Image: Illustration by John Hendrix
In Brief
- Cystic fibrosis is a serious hereditary disorder that fills certain organs in the body with a sticky mucus that interferes with the ability to digest food or breathe.
- When researchers discovered the gene that causes cystic fibrosis in 1989, a long-hoped-for cure—in the form of gene therapy—seemed possible.
- There were setbacks. But a new and different approach is now poised to deliver the first medications that address the fundamental causes of the disorder.
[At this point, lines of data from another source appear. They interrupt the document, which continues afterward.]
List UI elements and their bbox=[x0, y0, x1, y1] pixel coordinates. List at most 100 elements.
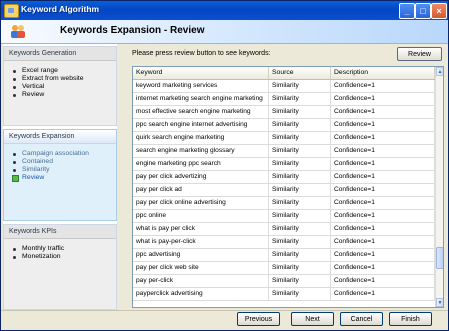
description-cell[interactable]: Confidence=1 bbox=[331, 275, 435, 287]
keyword-cell[interactable]: pay per click web site bbox=[133, 262, 269, 274]
table-row[interactable]: ppc online Similarity Confidence=1 bbox=[133, 210, 435, 223]
source-cell[interactable]: Similarity bbox=[269, 223, 331, 235]
close-button[interactable]: × bbox=[431, 3, 447, 19]
table-row[interactable]: pay per click ad Similarity Confidence=1 bbox=[133, 184, 435, 197]
wizard-banner: Keywords Expansion - Review bbox=[1, 20, 448, 44]
step-item[interactable]: Contained bbox=[12, 158, 116, 166]
keyword-cell[interactable]: search engine marketing glossary bbox=[133, 145, 269, 157]
description-cell[interactable]: Confidence=1 bbox=[331, 145, 435, 157]
step-item[interactable]: Campaign association bbox=[12, 150, 116, 158]
table-row[interactable]: pay per click online advertising Similari… bbox=[133, 197, 435, 210]
source-cell[interactable]: Similarity bbox=[269, 236, 331, 248]
keyword-cell[interactable]: ppc search engine internet advertising bbox=[133, 119, 269, 131]
step-item[interactable]: Excel range bbox=[12, 67, 116, 75]
description-cell[interactable]: Confidence=1 bbox=[331, 197, 435, 209]
source-cell[interactable]: Similarity bbox=[269, 184, 331, 196]
source-cell[interactable]: Similarity bbox=[269, 145, 331, 157]
description-cell[interactable]: Confidence=1 bbox=[331, 132, 435, 144]
source-cell[interactable]: Similarity bbox=[269, 171, 331, 183]
cancel-button[interactable]: Cancel bbox=[340, 312, 383, 326]
keyword-cell[interactable]: ppc online bbox=[133, 210, 269, 222]
keyword-cell[interactable]: keyword marketing services bbox=[133, 80, 269, 92]
step-item[interactable]: Extract from website bbox=[12, 75, 116, 83]
step-item[interactable]: Review bbox=[12, 91, 116, 99]
minimize-button[interactable]: _ bbox=[399, 3, 415, 19]
source-cell[interactable]: Similarity bbox=[269, 262, 331, 274]
main-content: Please press review button to see keywor… bbox=[119, 44, 446, 310]
description-cell[interactable]: Confidence=1 bbox=[331, 119, 435, 131]
keyword-cell[interactable]: pay per click advertizing bbox=[133, 171, 269, 183]
column-header-source[interactable]: Source bbox=[269, 67, 331, 79]
source-cell[interactable]: Similarity bbox=[269, 288, 331, 300]
keyword-cell[interactable]: pay per click ad bbox=[133, 184, 269, 196]
source-cell[interactable]: Similarity bbox=[269, 158, 331, 170]
keyword-cell[interactable]: pay per-click bbox=[133, 275, 269, 287]
description-cell[interactable]: Confidence=1 bbox=[331, 262, 435, 274]
description-cell[interactable]: Confidence=1 bbox=[331, 223, 435, 235]
description-cell[interactable]: Confidence=1 bbox=[331, 236, 435, 248]
vertical-scrollbar[interactable]: ▲ ▼ bbox=[435, 67, 443, 307]
table-row[interactable]: what is pay-per-click Similarity Confidenc… bbox=[133, 236, 435, 249]
column-header-description[interactable]: Description bbox=[331, 67, 435, 79]
step-item[interactable]: Monthly traffic bbox=[12, 245, 116, 253]
description-cell[interactable]: Confidence=1 bbox=[331, 184, 435, 196]
table-row[interactable]: pay per click web site Similarity Confiden… bbox=[133, 262, 435, 275]
table-row[interactable]: what is pay per click Similarity Confidenc… bbox=[133, 223, 435, 236]
table-row[interactable]: engine marketing ppc search Similarity Con… bbox=[133, 158, 435, 171]
scroll-down-icon[interactable]: ▼ bbox=[436, 298, 443, 307]
table-row[interactable]: ppc advertising Similarity Confidence=1 bbox=[133, 249, 435, 262]
source-cell[interactable]: Similarity bbox=[269, 93, 331, 105]
scroll-up-icon[interactable]: ▲ bbox=[436, 67, 443, 76]
keyword-cell[interactable]: internet marketing search engine marketi… bbox=[133, 93, 269, 105]
source-cell[interactable]: Similarity bbox=[269, 132, 331, 144]
source-cell[interactable]: Similarity bbox=[269, 80, 331, 92]
instruction-label: Please press review button to see keywor… bbox=[132, 50, 271, 57]
table-row[interactable]: internet marketing search engine marketi… bbox=[133, 93, 435, 106]
description-cell[interactable]: Confidence=1 bbox=[331, 210, 435, 222]
review-button[interactable]: Review bbox=[397, 47, 442, 61]
previous-button[interactable]: Previous bbox=[237, 312, 280, 326]
source-cell[interactable]: Similarity bbox=[269, 249, 331, 261]
table-row[interactable]: ppc search engine internet advertising Si… bbox=[133, 119, 435, 132]
source-cell[interactable]: Similarity bbox=[269, 210, 331, 222]
table-row[interactable]: search engine marketing glossary Similari… bbox=[133, 145, 435, 158]
table-row[interactable]: payperclick advertising Similarity Confide… bbox=[133, 288, 435, 301]
keyword-cell[interactable]: payperclick advertising bbox=[133, 288, 269, 300]
step-item-current[interactable]: Review bbox=[12, 174, 116, 182]
description-cell[interactable]: Confidence=1 bbox=[331, 158, 435, 170]
keyword-cell[interactable]: ppc advertising bbox=[133, 249, 269, 261]
bullet-icon bbox=[13, 153, 16, 156]
step-item[interactable]: Monetization bbox=[12, 253, 116, 261]
source-cell[interactable]: Similarity bbox=[269, 106, 331, 118]
table-row[interactable]: keyword marketing services Similarity Conf… bbox=[133, 80, 435, 93]
keyword-cell[interactable]: pay per click online advertising bbox=[133, 197, 269, 209]
description-cell[interactable]: Confidence=1 bbox=[331, 93, 435, 105]
column-header-keyword[interactable]: Keyword bbox=[133, 67, 269, 79]
title-bar[interactable]: Keyword Algorithm _ □ × bbox=[1, 1, 448, 20]
source-cell[interactable]: Similarity bbox=[269, 275, 331, 287]
table-row[interactable]: pay per-click Similarity Confidence=1 bbox=[133, 275, 435, 288]
source-cell[interactable]: Similarity bbox=[269, 197, 331, 209]
keyword-cell[interactable]: quirk search engine marketing bbox=[133, 132, 269, 144]
description-cell[interactable]: Confidence=1 bbox=[331, 249, 435, 261]
step-item[interactable]: Vertical bbox=[12, 83, 116, 91]
maximize-button[interactable]: □ bbox=[415, 3, 431, 19]
description-cell[interactable]: Confidence=1 bbox=[331, 106, 435, 118]
keyword-cell[interactable]: engine marketing ppc search bbox=[133, 158, 269, 170]
description-cell[interactable]: Confidence=1 bbox=[331, 288, 435, 300]
scroll-thumb[interactable] bbox=[436, 247, 443, 269]
people-icon bbox=[11, 25, 25, 38]
table-row[interactable]: quirk search engine marketing Similarity C… bbox=[133, 132, 435, 145]
finish-button[interactable]: Finish bbox=[389, 312, 432, 326]
keyword-cell[interactable]: most effective search engine marketing bbox=[133, 106, 269, 118]
wizard-sidebar: Keywords Generation Excel range Extract … bbox=[3, 44, 117, 310]
next-button[interactable]: Next bbox=[291, 312, 334, 326]
keyword-cell[interactable]: what is pay per click bbox=[133, 223, 269, 235]
table-row[interactable]: pay per click advertizing Similarity Confi… bbox=[133, 171, 435, 184]
keyword-cell[interactable]: what is pay-per-click bbox=[133, 236, 269, 248]
table-row[interactable]: most effective search engine marketing Si… bbox=[133, 106, 435, 119]
step-item[interactable]: Similarity bbox=[12, 166, 116, 174]
source-cell[interactable]: Similarity bbox=[269, 119, 331, 131]
description-cell[interactable]: Confidence=1 bbox=[331, 80, 435, 92]
description-cell[interactable]: Confidence=1 bbox=[331, 171, 435, 183]
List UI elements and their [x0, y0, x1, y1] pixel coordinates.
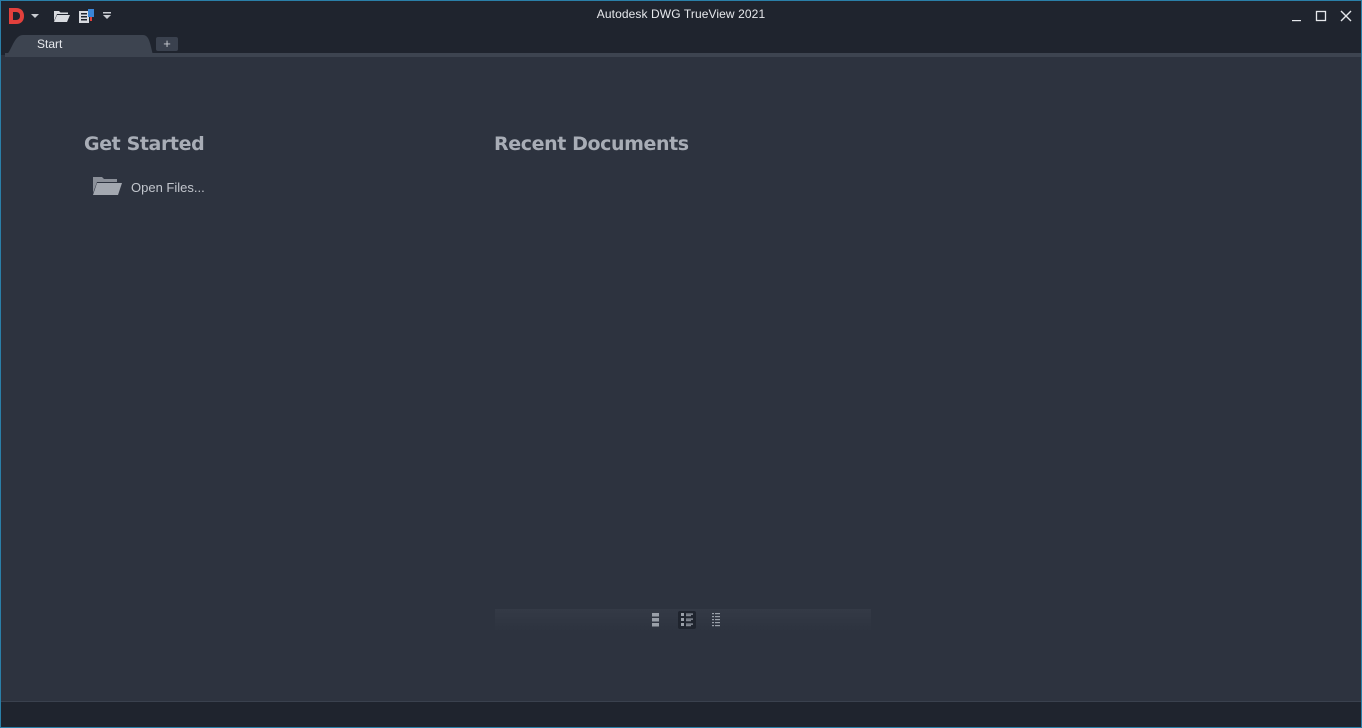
title-bar: D Autodesk DWG TrueView 2021: [1, 1, 1361, 31]
get-started-heading: Get Started: [84, 133, 205, 155]
tab-start[interactable]: Start: [5, 33, 153, 55]
close-icon[interactable]: [1334, 5, 1358, 27]
window-title: Autodesk DWG TrueView 2021: [596, 7, 766, 21]
open-files-link[interactable]: Open Files...: [91, 175, 205, 199]
status-bar: [1, 701, 1361, 727]
recent-documents-heading: Recent Documents: [494, 133, 689, 155]
app-window: D Autodesk DWG TrueView 2021 Start + Get…: [0, 0, 1362, 728]
recent-view-toolbar: [495, 609, 871, 631]
new-tab-button[interactable]: +: [156, 37, 178, 51]
start-page: Get Started Open Files... Recent Documen…: [5, 57, 1361, 701]
large-icons-view-icon[interactable]: [647, 611, 665, 629]
document-tab-bar: Start +: [1, 31, 1361, 55]
maximize-icon[interactable]: [1309, 5, 1333, 27]
open-files-label: Open Files...: [131, 179, 205, 195]
tab-start-label: Start: [37, 37, 63, 51]
folder-icon: [91, 174, 123, 201]
small-icons-view-icon[interactable]: [678, 611, 696, 629]
minimize-icon[interactable]: [1285, 5, 1309, 27]
list-view-icon[interactable]: [707, 611, 725, 629]
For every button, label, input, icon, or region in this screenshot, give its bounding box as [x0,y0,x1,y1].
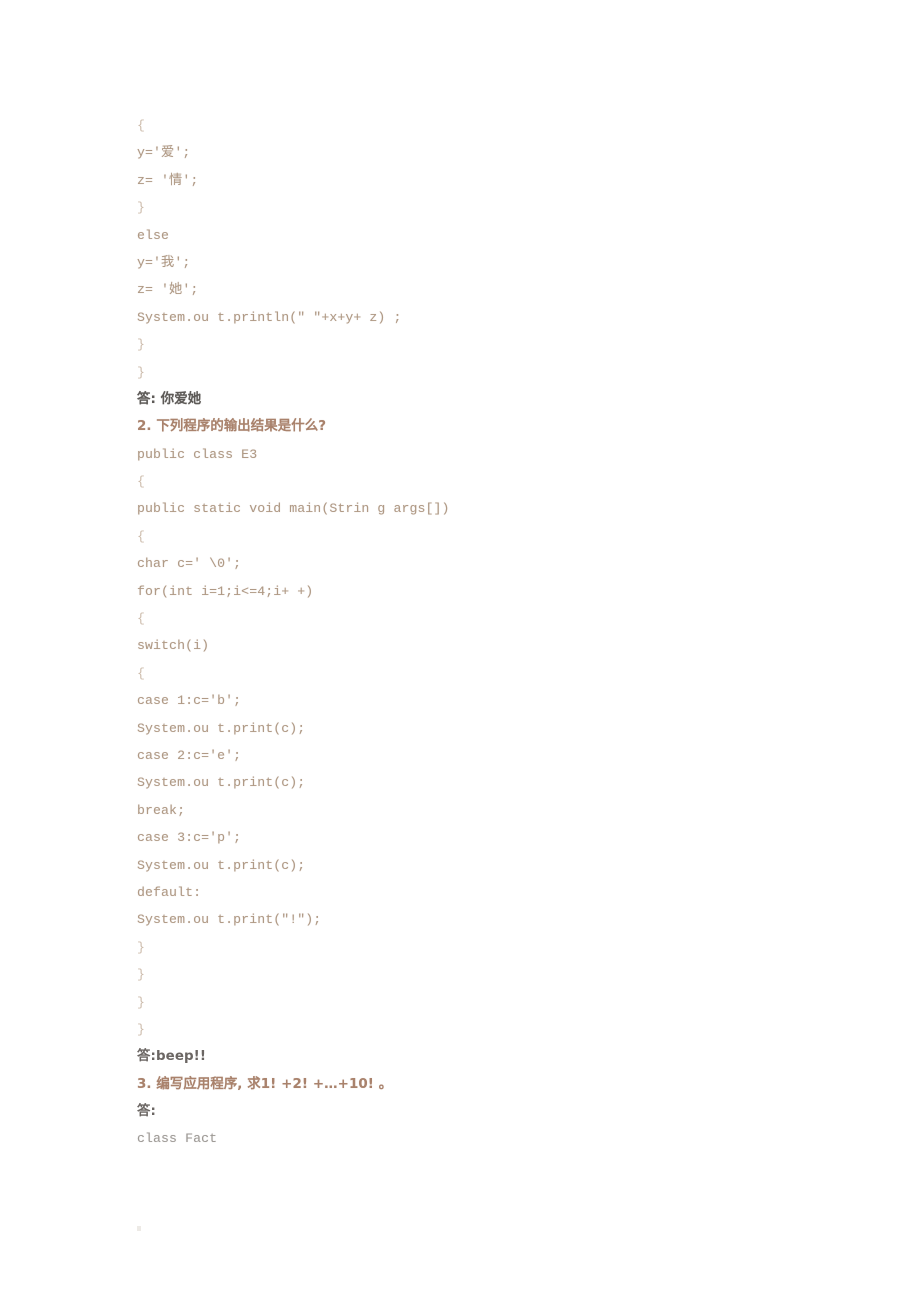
code-line: } [137,1021,146,1037]
code-line: for(int i=1;i<=4;i+ +) [137,583,314,599]
code-line: System.ou t.print(c); [137,775,306,791]
code-line: System.ou t.print(c); [137,720,306,736]
code-line: { [137,611,146,627]
code-line: y='我'; [137,254,191,270]
code-line: z= '她'; [137,282,199,298]
code-line: { [137,665,146,681]
code-line: } [137,967,146,983]
answer-line-1: 答: 你爱她 [137,391,202,407]
code-line: { [137,474,146,490]
code-line: switch(i) [137,638,210,654]
question-line-2: 2. 下列程序的输出结果是什么? [137,419,327,435]
code-line: { [137,118,146,133]
code-line: case 1:c='b'; [137,693,242,709]
code-line: break; [137,802,186,818]
code-line: case 2:c='e'; [137,747,242,763]
code-line: class Fact [137,1131,218,1147]
code-line: { [137,528,146,544]
code-line: } [137,939,146,955]
code-line: System.ou t.println(" "+x+y+ z) ; [137,309,402,325]
document-page: { y='爱'; z= '情'; } else y='我'; z= '她'; S… [0,0,920,1302]
code-line: char c=' \0'; [137,556,242,572]
answer-line-2: 答:beep!! [137,1049,207,1065]
code-line: case 3:c='p'; [137,830,242,846]
answer-line-3: 答: [137,1104,156,1120]
page-text-body: { y='爱'; z= '情'; } else y='我'; z= '她'; S… [137,112,837,1153]
code-line: } [137,337,146,353]
scan-speck [137,1226,141,1231]
code-line: default: [137,884,202,900]
code-line: } [137,200,146,216]
code-line: public class E3 [137,446,258,462]
code-line: } [137,994,146,1010]
code-line: y='爱'; [137,145,191,161]
code-line: z= '情'; [137,172,199,188]
question-line-3: 3. 编写应用程序, 求1! +2! +…+10! 。 [137,1076,393,1092]
code-line: } [137,364,146,380]
code-line: System.ou t.print("!"); [137,912,322,928]
code-line: System.ou t.print(c); [137,857,306,873]
code-line: else [137,227,170,243]
code-line: public static void main(Strin g args[]) [137,501,450,517]
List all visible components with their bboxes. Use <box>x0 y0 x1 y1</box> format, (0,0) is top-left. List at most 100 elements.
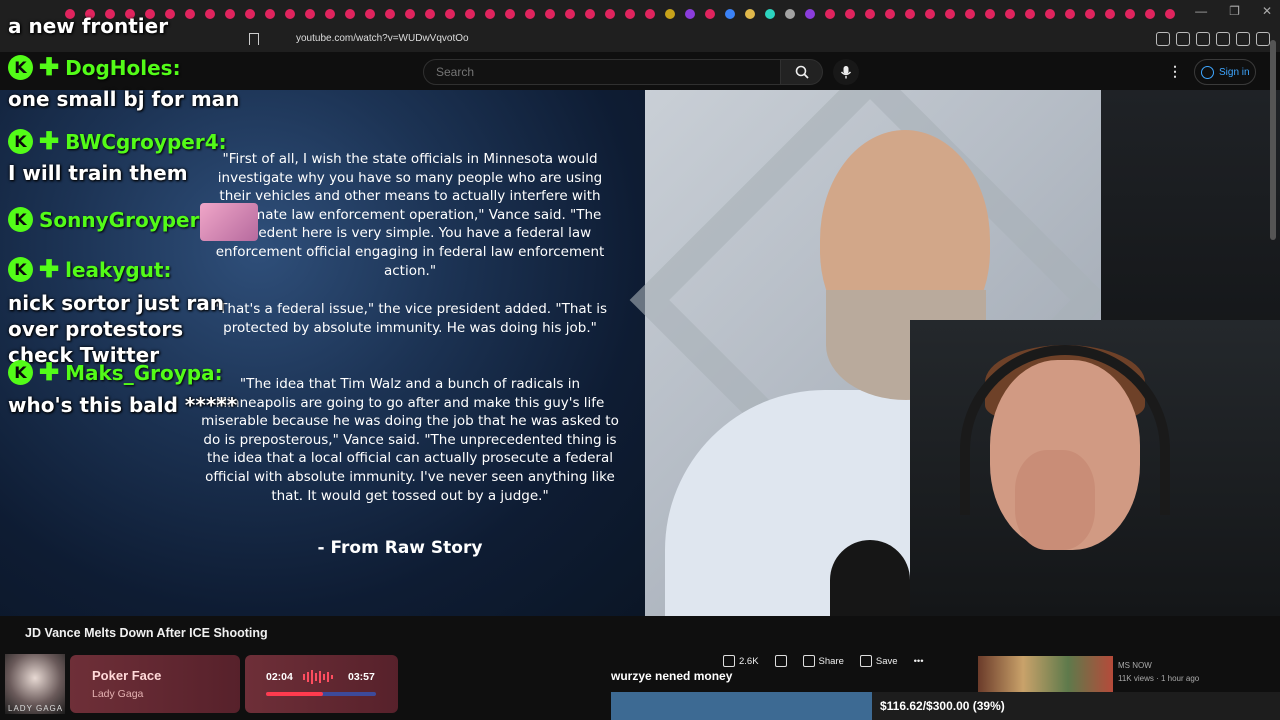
tab-favicon-icon[interactable] <box>780 6 800 22</box>
extension-icon[interactable] <box>1236 32 1250 46</box>
tab-favicon-icon[interactable] <box>960 6 980 22</box>
like-count: 2.6K <box>739 655 759 667</box>
extension-icon[interactable] <box>1216 32 1230 46</box>
maximize-icon[interactable]: ❐ <box>1229 4 1240 18</box>
tab-favicon-icon[interactable] <box>560 6 580 22</box>
recommended-channel[interactable]: MS NOW <box>1118 661 1152 670</box>
song-artist: Lady Gaga <box>92 688 144 700</box>
tab-favicon-icon[interactable] <box>660 6 680 22</box>
tab-favicon-icon[interactable] <box>1160 6 1180 22</box>
tab-favicon-icon[interactable] <box>380 6 400 22</box>
extension-icon[interactable] <box>1176 32 1190 46</box>
tab-favicon-icon[interactable] <box>440 6 460 22</box>
tab-favicon-icon[interactable] <box>340 6 360 22</box>
tab-favicon-icon[interactable] <box>820 6 840 22</box>
tab-favicon-icon[interactable] <box>1120 6 1140 22</box>
tab-favicon-icon[interactable] <box>1140 6 1160 22</box>
goal-label: wurzye nened money <box>611 669 733 683</box>
share-button[interactable]: Share <box>799 652 848 670</box>
tab-favicon-icon[interactable] <box>520 6 540 22</box>
tab-favicon-icon[interactable] <box>460 6 480 22</box>
tab-favicon-icon[interactable] <box>200 6 220 22</box>
tab-favicon-icon[interactable] <box>840 6 860 22</box>
tab-favicon-icon[interactable] <box>240 6 260 22</box>
current-time: 02:04 <box>266 671 293 683</box>
now-playing-card <box>70 655 240 713</box>
dislike-button[interactable] <box>771 652 791 670</box>
more-horizontal-icon: ••• <box>913 655 924 667</box>
sign-in-label: Sign in <box>1219 66 1250 78</box>
more-actions-button[interactable]: ••• <box>910 652 928 670</box>
recommended-thumbnail[interactable] <box>978 656 1113 692</box>
screen: — ❐ ✕ youtube.com/watch?v=WUDwVqvotOo ⋮ <box>0 0 1280 720</box>
tab-favicon-icon[interactable] <box>260 6 280 22</box>
chat-line: K SonnyGroyper: <box>8 207 207 232</box>
article-paragraph: "The idea that Tim Walz and a bunch of r… <box>201 376 619 504</box>
tab-favicon-icon[interactable] <box>600 6 620 22</box>
tab-favicon-icon[interactable] <box>280 6 300 22</box>
tab-favicon-icon[interactable] <box>480 6 500 22</box>
tab-favicon-icon[interactable] <box>740 6 760 22</box>
minimize-icon[interactable]: — <box>1195 4 1207 18</box>
address-bar: youtube.com/watch?v=WUDwVqvotOo <box>0 28 1280 52</box>
chat-username: Maks_Groypa: <box>65 360 223 385</box>
tab-favicon-icon[interactable] <box>1080 6 1100 22</box>
page-scrollbar[interactable] <box>1270 40 1276 240</box>
tab-favicon-icon[interactable] <box>920 6 940 22</box>
chat-username: DogHoles: <box>65 55 181 80</box>
save-button[interactable]: Save <box>856 652 902 670</box>
tab-favicon-icon[interactable] <box>500 6 520 22</box>
chat-message-text: nick sortor just ran over protestors che… <box>8 291 224 367</box>
tab-favicon-icon[interactable] <box>1000 6 1020 22</box>
tab-favicon-icon[interactable] <box>1060 6 1080 22</box>
tab-favicon-icon[interactable] <box>900 6 920 22</box>
tab-favicon-icon[interactable] <box>220 6 240 22</box>
song-progress-fill <box>266 692 324 696</box>
chat-emote-image <box>200 203 258 241</box>
tab-favicon-icon[interactable] <box>720 6 740 22</box>
tab-favicon-icon[interactable] <box>1100 6 1120 22</box>
tab-favicon-icon[interactable] <box>540 6 560 22</box>
extension-icons <box>1156 32 1270 46</box>
kick-badge-icon: K <box>8 55 33 80</box>
search-button[interactable] <box>781 59 823 85</box>
sign-in-button[interactable]: Sign in <box>1194 59 1256 85</box>
extension-icon[interactable] <box>1196 32 1210 46</box>
tab-favicon-icon[interactable] <box>1040 6 1060 22</box>
tab-favicon-icon[interactable] <box>800 6 820 22</box>
thumbs-down-icon <box>774 655 787 667</box>
tab-favicon-icon[interactable] <box>320 6 340 22</box>
chat-username: SonnyGroyper: <box>39 207 208 232</box>
kick-badge-icon: K <box>8 257 33 282</box>
menu-icon[interactable] <box>1256 32 1270 46</box>
more-options-icon[interactable]: ⋮ <box>1168 64 1182 78</box>
tab-favicon-icon[interactable] <box>580 6 600 22</box>
tab-favicon-icon[interactable] <box>680 6 700 22</box>
url-text[interactable]: youtube.com/watch?v=WUDwVqvotOo <box>296 33 469 44</box>
extension-icon[interactable] <box>1156 32 1170 46</box>
chat-message-text: a new frontier <box>8 14 169 38</box>
tab-favicon-icon[interactable] <box>360 6 380 22</box>
plus-badge-icon: ✚ <box>39 127 60 155</box>
voice-search-button[interactable] <box>833 59 859 85</box>
tab-favicon-icon[interactable] <box>300 6 320 22</box>
tab-favicon-icon[interactable] <box>700 6 720 22</box>
tab-favicon-icon[interactable] <box>940 6 960 22</box>
tab-favicon-icon[interactable] <box>880 6 900 22</box>
tab-favicon-icon[interactable] <box>400 6 420 22</box>
like-button[interactable]: 2.6K <box>719 652 763 670</box>
tab-favicon-icon[interactable] <box>180 6 200 22</box>
recommended-meta: 11K views · 1 hour ago <box>1118 674 1200 683</box>
tab-favicon-icon[interactable] <box>420 6 440 22</box>
tab-favicon-icon[interactable] <box>860 6 880 22</box>
bookmark-icon[interactable] <box>249 33 259 45</box>
tab-favicon-icon[interactable] <box>640 6 660 22</box>
tab-favicon-icon[interactable] <box>980 6 1000 22</box>
tab-favicon-icon[interactable] <box>620 6 640 22</box>
browser-tab-strip: — ❐ ✕ <box>0 0 1280 28</box>
search-box <box>423 59 781 85</box>
tab-favicon-icon[interactable] <box>1020 6 1040 22</box>
tab-favicon-icon[interactable] <box>760 6 780 22</box>
search-input[interactable] <box>424 60 780 84</box>
close-icon[interactable]: ✕ <box>1262 4 1272 18</box>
- The Food and Drug Administration will probably begin to consider whether to approve a drug based on this latest research this year.
More In This Article
In 1989 when scientists discovered the defective gene that causes cystic fibrosis, a serious hereditary disorder that primarily strikes children of European descent, it seemed as though a long-hoped-for cure might soon follow. After all, tests in many laboratories showed that providing normal copies of the gene should enable patients to make healthy copies of the protein specified by the gene. If successful, that feat would go a long way toward restoring health in the tens of thousands of people around the world who suffered from cystic fibrosis and typically died in their late 20s. (Half of all patients now live to their late 30s or beyond.) The question was whether researchers would be able to reliably insert the correct gene into the proper tissues in patients’ bodies to rid them of the illness forever.
That task proved harder than anyone had believed. Although scientists successfully engineered viruses to ferry copies of the correct gene into patients’ cells, the viruses did not do the job well. By the late 1990s additional unexpected complications made it increasingly obvious that another approach to addressing the fundamental problem in cystic fibrosis would need to be found.